The Nuclear Family and The Factory
In addition because contraception was not used, serial pregnancies were normal outcomes, infant mortality was high, and child care was shared by siblings, aunts and grandparents, and so they all lived within easy reach. This helped build resilient factory system communities out of the destruction of the older peasant communities. The men went to work, and the women collectively cared for the children and the men.

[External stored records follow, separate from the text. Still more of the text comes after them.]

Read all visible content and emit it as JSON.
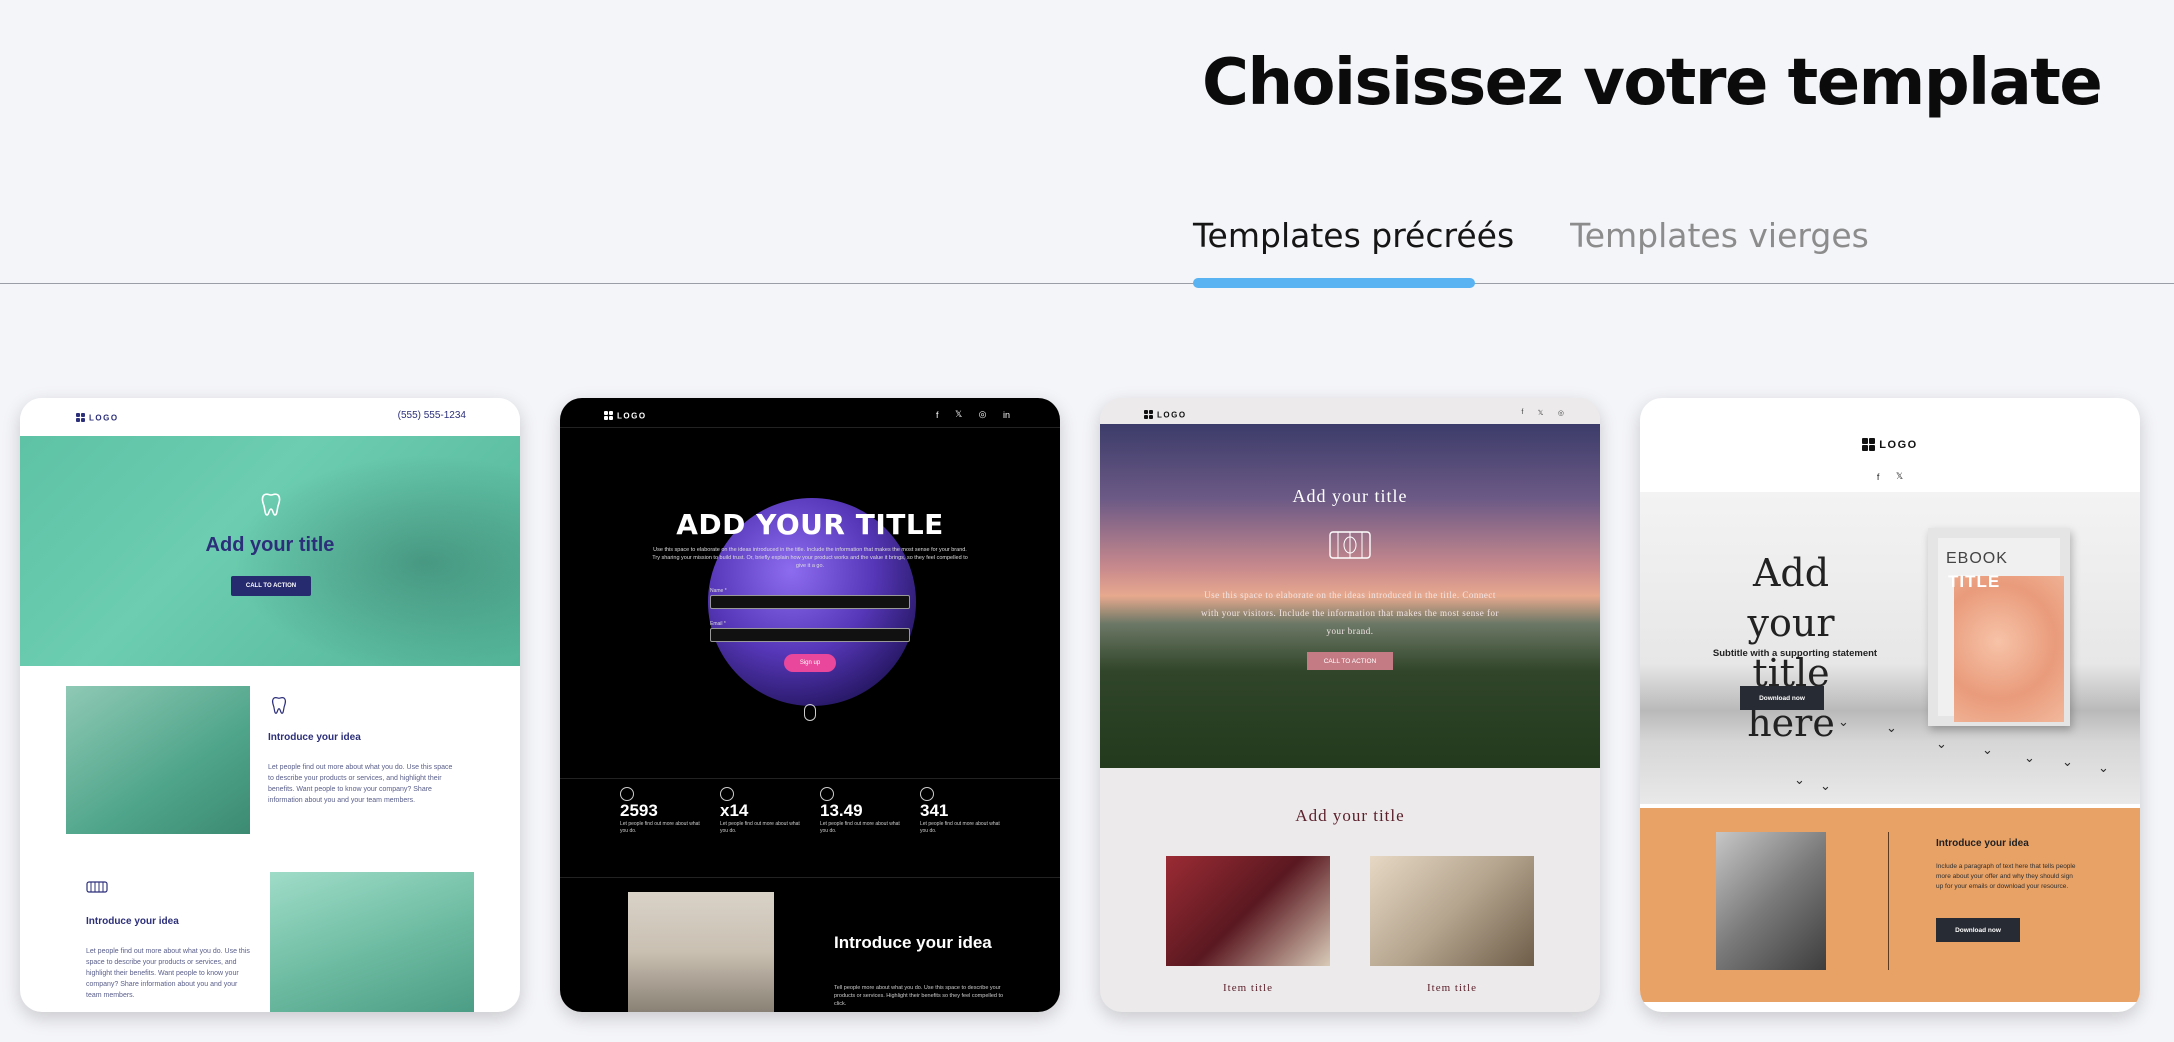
{
  "page": {
    "title": "Choisissez votre template",
    "tabs": [
      {
        "label": "Templates précréés",
        "active": true
      },
      {
        "label": "Templates vierges",
        "active": false
      }
    ],
    "accent_color": "#59b3f2"
  },
  "templates": [
    {
      "theme": "dental-teal",
      "logo": "LOGO",
      "phone": "(555) 555-1234",
      "hero_title": "Add your title",
      "cta": "CALL TO ACTION",
      "section1_title": "Introduce your idea",
      "section1_text": "Let people find out more about what you do. Use this space to describe your products or services, and highlight their benefits. Want people to know your company? Share information about you and your team members.",
      "section2_title": "Introduce your idea",
      "section2_text": "Let people find out more about what you do. Use this space to describe your products or services, and highlight their benefits. Want people to know your company? Share information about you and your team members.",
      "accent": "#5ec2a5"
    },
    {
      "theme": "space-dark",
      "logo": "LOGO",
      "hero_title": "ADD YOUR TITLE",
      "hero_text": "Use this space to elaborate on the ideas introduced in the title. Include the information that makes the most sense for your brand. Try sharing your mission to build trust. Or, briefly explain how your product works and the value it brings, so they feel compelled to give it a go.",
      "name_label": "Name *",
      "email_label": "Email *",
      "signup": "Sign up",
      "stats": [
        {
          "value": "2593",
          "desc": "Let people find out more about what you do."
        },
        {
          "value": "x14",
          "desc": "Let people find out more about what you do."
        },
        {
          "value": "13.49",
          "desc": "Let people find out more about what you do."
        },
        {
          "value": "341",
          "desc": "Let people find out more about what you do."
        }
      ],
      "section_title": "Introduce your idea",
      "section_text": "Tell people more about what you do. Use this space to describe your products or services. Highlight their benefits so they feel compelled to click.",
      "accent": "#e8479b"
    },
    {
      "theme": "vineyard",
      "logo": "LOGO",
      "hero_title": "Add your title",
      "hero_text": "Use this space to elaborate on the ideas introduced in the title. Connect with your visitors. Include the information that makes the most sense for your brand.",
      "cta": "CALL TO ACTION",
      "section_title": "Add your title",
      "items": [
        "Item title",
        "Item title"
      ],
      "accent": "#5a1f2b"
    },
    {
      "theme": "ebook-peach",
      "logo": "LOGO",
      "hero_title": "Add your title here",
      "subtitle": "Subtitle with a supporting statement",
      "button": "Download now",
      "ebook_label": "EBOOK",
      "ebook_title": "TITLE",
      "section_title": "Introduce your idea",
      "section_text": "Include a paragraph of text here that tells people more about your offer and why they should sign up for your emails or download your resource.",
      "button2": "Download now",
      "accent": "#e8a266"
    }
  ]
}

General schools for the workers children were invented to indoctrinate successive generations, and to train future factory workers. Personal development was deliberately ignored as a subject worthy of the educators efforts. Workers children need not study the classics, or Law or philosophy, or the Arts.
Poverty is a structure.
Nannies and others.
Right now, as the pandemic of SARSCOV2 and it's disease CODIV19 rolls out across the Earth's countries, we are seeing the impact of lack of kindness across the developed world, were some nations have rejected zero community transmission strategies for dealing with an epidemic, with intolerable human costs and associated economic costs, all of which is met with continued denial of shared responsibility. That is unkind. That is an institutionalised lack of kindness at scale.
Other countries have adopted zero community transmission, and have avoided all the costs and harms, and that represents a form of institutional kindness. Indeed, Jacinda Ardern is explicit about this, and has been since before her first election into office as New Zealand's Prime Minister.
Kindness is political. Callous disregard is also political.
If we want a healthier future for all our children, and for all their children, then we had better start acting with political kindness in mind at every part of our culture. The bullying is lethal, the bullying is toxic nonsense and in evolutionary terms utterly, utterly irrational. We must bring it to an end, with kindness as our primary ethic.